In an interview, French said bringing up reparations was more of a question and that he does not have a “hard and fast” definition for what equity means or what it looks like in practice. He said he was working to educate himself and acknowledged that many people of color have not received equal treatment under law and that disparities still exist.
“While the Constitution talks about how all people are created equal, how it was implemented was wanting,” he said.
French said he preferred the word “equality” over “equity” because everyone understands what equality means, arguing there is disagreement over the definition of equity. He also noted that the task force is a body that makes recommendations, and that the decision about what version of the principles are adopted is up to him and his fellow commissioners.
In her training and coaching as a racial equity educator and leadership coach for JustLead Washington, Ada Shen-Jaffe said she starts to define equity by considering the history communities have survived.
“Equity recognizes that people do not start from the same place,” she said. “Some are carrying huge historical burdens and also the traumatic aftereffects of a multigenerational disadvantage and dehumanization.”
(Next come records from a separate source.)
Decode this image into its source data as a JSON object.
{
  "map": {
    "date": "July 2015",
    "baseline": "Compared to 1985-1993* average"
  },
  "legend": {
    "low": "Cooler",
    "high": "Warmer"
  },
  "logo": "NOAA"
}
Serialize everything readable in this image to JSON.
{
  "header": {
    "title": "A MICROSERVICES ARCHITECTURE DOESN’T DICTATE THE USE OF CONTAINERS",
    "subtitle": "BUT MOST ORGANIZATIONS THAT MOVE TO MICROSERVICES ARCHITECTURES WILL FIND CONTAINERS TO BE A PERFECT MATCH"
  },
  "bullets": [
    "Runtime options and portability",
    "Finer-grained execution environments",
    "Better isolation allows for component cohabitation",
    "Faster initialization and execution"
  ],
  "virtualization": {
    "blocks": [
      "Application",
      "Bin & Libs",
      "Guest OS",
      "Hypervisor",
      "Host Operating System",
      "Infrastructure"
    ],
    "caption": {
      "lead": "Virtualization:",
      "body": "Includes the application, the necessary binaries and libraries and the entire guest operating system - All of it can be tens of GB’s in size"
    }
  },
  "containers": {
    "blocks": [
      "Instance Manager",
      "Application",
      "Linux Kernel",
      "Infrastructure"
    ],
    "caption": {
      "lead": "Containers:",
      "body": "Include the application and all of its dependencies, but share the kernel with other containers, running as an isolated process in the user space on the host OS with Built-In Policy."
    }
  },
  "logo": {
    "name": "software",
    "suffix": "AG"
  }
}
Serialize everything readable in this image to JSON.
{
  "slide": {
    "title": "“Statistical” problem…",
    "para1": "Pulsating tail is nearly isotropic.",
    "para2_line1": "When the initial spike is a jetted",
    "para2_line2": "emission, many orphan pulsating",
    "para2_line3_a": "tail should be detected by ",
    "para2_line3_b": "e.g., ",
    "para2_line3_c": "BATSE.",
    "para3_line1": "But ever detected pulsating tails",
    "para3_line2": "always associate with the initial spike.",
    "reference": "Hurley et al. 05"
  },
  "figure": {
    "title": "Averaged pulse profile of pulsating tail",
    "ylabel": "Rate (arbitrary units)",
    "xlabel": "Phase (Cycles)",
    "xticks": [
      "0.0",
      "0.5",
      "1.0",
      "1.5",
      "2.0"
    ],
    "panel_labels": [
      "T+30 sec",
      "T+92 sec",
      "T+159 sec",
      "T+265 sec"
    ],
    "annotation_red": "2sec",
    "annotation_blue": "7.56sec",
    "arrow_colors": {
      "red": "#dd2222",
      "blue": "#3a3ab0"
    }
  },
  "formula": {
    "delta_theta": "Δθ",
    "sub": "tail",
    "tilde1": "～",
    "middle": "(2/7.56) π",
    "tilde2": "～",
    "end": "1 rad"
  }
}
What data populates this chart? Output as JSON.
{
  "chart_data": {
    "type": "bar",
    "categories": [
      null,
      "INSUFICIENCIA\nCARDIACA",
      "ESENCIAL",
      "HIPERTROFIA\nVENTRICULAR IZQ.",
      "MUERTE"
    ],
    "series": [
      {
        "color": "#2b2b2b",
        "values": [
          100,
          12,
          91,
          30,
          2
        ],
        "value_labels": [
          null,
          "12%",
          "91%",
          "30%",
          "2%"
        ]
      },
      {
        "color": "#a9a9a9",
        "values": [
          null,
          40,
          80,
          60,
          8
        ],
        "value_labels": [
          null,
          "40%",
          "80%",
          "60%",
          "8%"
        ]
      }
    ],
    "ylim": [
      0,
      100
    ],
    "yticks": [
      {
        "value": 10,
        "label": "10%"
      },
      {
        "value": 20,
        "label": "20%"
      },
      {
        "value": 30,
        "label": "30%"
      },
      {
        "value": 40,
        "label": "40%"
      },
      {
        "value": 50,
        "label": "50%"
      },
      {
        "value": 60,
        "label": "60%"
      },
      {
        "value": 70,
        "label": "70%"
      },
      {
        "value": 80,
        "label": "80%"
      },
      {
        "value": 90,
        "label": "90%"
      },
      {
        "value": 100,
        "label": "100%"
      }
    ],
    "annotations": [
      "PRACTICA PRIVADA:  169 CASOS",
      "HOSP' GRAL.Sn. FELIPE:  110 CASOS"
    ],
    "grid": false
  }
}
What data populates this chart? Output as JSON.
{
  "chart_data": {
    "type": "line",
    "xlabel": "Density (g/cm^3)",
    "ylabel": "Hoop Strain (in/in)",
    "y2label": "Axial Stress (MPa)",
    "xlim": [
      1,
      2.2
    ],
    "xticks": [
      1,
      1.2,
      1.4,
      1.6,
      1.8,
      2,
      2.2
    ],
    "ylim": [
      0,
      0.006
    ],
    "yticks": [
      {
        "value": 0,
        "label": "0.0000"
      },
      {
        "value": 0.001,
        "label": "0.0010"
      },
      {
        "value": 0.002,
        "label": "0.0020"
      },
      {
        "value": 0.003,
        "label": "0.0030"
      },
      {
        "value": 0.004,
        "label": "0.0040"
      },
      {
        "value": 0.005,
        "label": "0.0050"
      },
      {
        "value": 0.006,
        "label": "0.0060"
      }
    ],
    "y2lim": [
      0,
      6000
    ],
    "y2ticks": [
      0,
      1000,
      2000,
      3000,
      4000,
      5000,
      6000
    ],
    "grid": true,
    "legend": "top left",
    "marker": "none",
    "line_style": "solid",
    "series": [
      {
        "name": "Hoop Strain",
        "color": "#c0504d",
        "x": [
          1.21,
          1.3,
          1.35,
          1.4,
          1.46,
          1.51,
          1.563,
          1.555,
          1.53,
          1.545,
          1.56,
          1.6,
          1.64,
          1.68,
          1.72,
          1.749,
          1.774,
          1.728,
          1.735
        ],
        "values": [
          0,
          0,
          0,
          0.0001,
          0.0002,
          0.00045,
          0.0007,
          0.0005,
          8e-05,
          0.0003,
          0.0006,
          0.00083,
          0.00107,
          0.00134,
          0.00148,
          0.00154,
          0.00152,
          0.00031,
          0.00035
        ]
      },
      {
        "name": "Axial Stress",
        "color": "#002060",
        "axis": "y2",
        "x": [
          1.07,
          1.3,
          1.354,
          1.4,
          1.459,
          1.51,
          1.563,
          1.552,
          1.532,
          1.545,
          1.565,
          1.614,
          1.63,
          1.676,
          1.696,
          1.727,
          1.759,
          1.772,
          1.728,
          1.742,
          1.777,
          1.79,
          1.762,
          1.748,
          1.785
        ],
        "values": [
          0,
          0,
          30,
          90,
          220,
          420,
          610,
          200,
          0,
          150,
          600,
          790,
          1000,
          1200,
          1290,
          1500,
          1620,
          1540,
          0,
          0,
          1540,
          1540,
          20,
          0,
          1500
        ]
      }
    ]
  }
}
She said equity also recognizes that people often don’t have the same resources, so if they are given equal treatment, they still won’t make it to the same place.
“Equity is almost a precondition to equality,” she said.
Breean Beggs, a civil rights attorney and Spokane City Council president, said equity isn’t necessarily contrary to the U.S. Constitution and that courts, including the Washington State Supreme Court, have publicly acknowledged their failures to uphold racial justice and committed to pursuing it.
He said various forms of equity, such as requiring access for people with disabilities or providing translators in the courts, have been allowed. Another example he shared was a county contracting with the Boys and Girls Club to contact and assist juvenile defendants of color to make sure they make it to court safely.
“It’s the same principles about applying that in the criminal justice system and saying (how is this) person is being obstructed or weighed down by racial bias in our system, how do we get them to participate?” he said.